REPORTER: His world at night was underground. For 22 years, Marvin Franklin worked as a subway track worker. In the morning, he'd climb upstairs and go to class at the Art Students' League. All that he saw at night appeared on his canvases. Phyllis Ferguson works at the league and noticed Franklin around the halls about a decade ago. Not that he was easy to miss - standing about 6'4, with long black dreadlocks. Her father was a retired track worker, so she had that in common with Franklin. She refers to his paintings and sketches as "damn good."
FERGUSON: Marvin took notice of people and their expressions - we really don't look at each other on the trains, we're oblivious - but Marvin took notice of that.
REPORTER: Ferguson was the last person at the Art Students League to talk to Franklin before he was hit and killed by a train last April at the Hoyt-Schermerhorn station. He had hoped to work only 3 more years before he retired. Franklin wanted to devote himself to his artwork and spend more time in the studio he had just built at his home in St. Albans, Queens.
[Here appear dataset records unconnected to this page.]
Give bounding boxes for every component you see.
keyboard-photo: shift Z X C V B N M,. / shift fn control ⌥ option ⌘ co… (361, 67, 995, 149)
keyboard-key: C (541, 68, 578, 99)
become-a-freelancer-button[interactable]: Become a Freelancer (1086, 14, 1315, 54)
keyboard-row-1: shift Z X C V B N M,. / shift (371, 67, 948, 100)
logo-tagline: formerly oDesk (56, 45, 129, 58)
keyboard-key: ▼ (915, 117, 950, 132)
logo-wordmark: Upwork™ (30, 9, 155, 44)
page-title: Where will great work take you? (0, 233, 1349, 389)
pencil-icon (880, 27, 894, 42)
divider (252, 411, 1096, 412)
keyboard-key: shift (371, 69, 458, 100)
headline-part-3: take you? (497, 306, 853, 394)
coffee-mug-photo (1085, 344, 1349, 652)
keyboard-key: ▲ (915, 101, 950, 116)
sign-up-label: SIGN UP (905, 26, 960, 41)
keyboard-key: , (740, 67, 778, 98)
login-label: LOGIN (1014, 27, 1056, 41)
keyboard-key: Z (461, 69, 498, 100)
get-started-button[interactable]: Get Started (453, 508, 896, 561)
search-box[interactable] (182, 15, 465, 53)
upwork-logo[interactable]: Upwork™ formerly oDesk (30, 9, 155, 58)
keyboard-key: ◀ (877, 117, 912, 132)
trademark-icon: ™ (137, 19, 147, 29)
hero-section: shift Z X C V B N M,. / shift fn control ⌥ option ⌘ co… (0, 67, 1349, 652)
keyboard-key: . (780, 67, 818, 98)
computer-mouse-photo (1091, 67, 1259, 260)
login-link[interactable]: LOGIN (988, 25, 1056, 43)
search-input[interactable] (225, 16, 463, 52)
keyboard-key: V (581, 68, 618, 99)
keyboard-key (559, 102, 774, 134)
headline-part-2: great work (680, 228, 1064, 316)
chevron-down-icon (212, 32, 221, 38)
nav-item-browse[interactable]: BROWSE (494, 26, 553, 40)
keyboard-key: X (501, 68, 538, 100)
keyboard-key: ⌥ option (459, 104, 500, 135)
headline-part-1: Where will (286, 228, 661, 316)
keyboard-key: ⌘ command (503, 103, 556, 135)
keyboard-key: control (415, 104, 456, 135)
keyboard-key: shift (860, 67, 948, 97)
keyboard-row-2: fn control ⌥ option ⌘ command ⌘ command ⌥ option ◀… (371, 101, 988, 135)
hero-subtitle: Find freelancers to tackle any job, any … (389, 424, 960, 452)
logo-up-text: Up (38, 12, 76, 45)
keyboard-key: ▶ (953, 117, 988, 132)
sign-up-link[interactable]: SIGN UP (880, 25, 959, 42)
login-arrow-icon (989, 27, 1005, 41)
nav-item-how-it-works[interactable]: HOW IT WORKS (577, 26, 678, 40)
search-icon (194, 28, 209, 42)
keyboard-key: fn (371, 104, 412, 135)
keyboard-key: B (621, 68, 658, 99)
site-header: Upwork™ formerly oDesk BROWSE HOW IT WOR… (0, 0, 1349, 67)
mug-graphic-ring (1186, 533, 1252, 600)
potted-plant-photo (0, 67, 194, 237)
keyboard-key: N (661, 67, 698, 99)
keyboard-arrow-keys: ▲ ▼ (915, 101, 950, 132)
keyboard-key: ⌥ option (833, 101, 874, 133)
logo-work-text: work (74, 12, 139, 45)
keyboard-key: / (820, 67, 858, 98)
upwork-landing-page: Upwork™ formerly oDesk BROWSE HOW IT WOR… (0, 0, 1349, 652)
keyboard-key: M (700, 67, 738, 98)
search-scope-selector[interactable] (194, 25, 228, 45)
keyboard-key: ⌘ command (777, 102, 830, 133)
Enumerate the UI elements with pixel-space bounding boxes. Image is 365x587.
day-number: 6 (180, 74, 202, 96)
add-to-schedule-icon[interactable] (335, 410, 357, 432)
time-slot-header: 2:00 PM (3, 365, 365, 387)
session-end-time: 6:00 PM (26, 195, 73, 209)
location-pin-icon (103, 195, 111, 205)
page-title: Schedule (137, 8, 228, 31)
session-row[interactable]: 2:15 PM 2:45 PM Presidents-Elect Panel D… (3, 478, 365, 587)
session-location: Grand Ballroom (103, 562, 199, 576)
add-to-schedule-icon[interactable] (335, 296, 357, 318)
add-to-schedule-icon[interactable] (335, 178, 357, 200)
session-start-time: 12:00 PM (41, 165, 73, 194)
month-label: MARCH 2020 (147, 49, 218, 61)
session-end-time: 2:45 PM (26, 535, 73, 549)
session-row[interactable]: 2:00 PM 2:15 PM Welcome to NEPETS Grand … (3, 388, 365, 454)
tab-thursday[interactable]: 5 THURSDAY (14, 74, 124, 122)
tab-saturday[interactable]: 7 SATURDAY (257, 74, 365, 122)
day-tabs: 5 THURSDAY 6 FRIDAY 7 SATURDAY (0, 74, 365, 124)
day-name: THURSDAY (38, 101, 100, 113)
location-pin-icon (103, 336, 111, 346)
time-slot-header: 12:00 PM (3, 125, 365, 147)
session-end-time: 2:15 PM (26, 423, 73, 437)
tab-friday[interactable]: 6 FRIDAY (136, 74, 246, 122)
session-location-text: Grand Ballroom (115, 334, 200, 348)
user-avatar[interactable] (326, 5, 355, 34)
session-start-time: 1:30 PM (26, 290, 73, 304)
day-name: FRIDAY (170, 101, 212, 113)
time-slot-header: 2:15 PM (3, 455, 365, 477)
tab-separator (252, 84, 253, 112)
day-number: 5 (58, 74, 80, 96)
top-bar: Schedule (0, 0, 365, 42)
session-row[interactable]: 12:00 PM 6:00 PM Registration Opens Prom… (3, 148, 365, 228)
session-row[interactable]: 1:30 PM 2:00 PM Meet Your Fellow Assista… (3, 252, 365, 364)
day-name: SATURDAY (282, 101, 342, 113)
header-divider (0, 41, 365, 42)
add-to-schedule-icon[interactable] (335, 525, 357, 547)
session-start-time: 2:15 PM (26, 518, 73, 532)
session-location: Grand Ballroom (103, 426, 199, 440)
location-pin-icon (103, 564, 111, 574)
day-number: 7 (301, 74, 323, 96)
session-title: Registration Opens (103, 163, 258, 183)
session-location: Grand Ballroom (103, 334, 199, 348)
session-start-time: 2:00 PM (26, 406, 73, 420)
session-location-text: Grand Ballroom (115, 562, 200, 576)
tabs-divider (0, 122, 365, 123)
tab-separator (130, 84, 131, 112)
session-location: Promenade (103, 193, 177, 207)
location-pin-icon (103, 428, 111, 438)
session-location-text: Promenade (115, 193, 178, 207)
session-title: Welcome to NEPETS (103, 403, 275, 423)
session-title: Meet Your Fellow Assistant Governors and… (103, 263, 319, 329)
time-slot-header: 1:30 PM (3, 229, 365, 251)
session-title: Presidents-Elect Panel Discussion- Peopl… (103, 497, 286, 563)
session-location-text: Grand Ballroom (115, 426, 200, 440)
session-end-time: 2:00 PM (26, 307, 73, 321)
Fellow artist Sam Goodsill says he's lost a best friend and the city has lost an artist who was committed to making the invisible seen - every time he put a brush or a pencil in his hand
GOODSILL: One of my favorite ones is a guy sleeping on a bench on the subway, a homeless guy - he really got the essence of the person.
REPORTER: Donations from Marvin Franklin's art show will fund the Transit Union's Worker's Widows and Orphans Fund. For WNYC, I'm Kathleen Horan.
The president of the TWU, Roger Touissant, will speak at tonight's show. It will be on display in midtown until December 7th, then moves to the Transit Museum until the spring.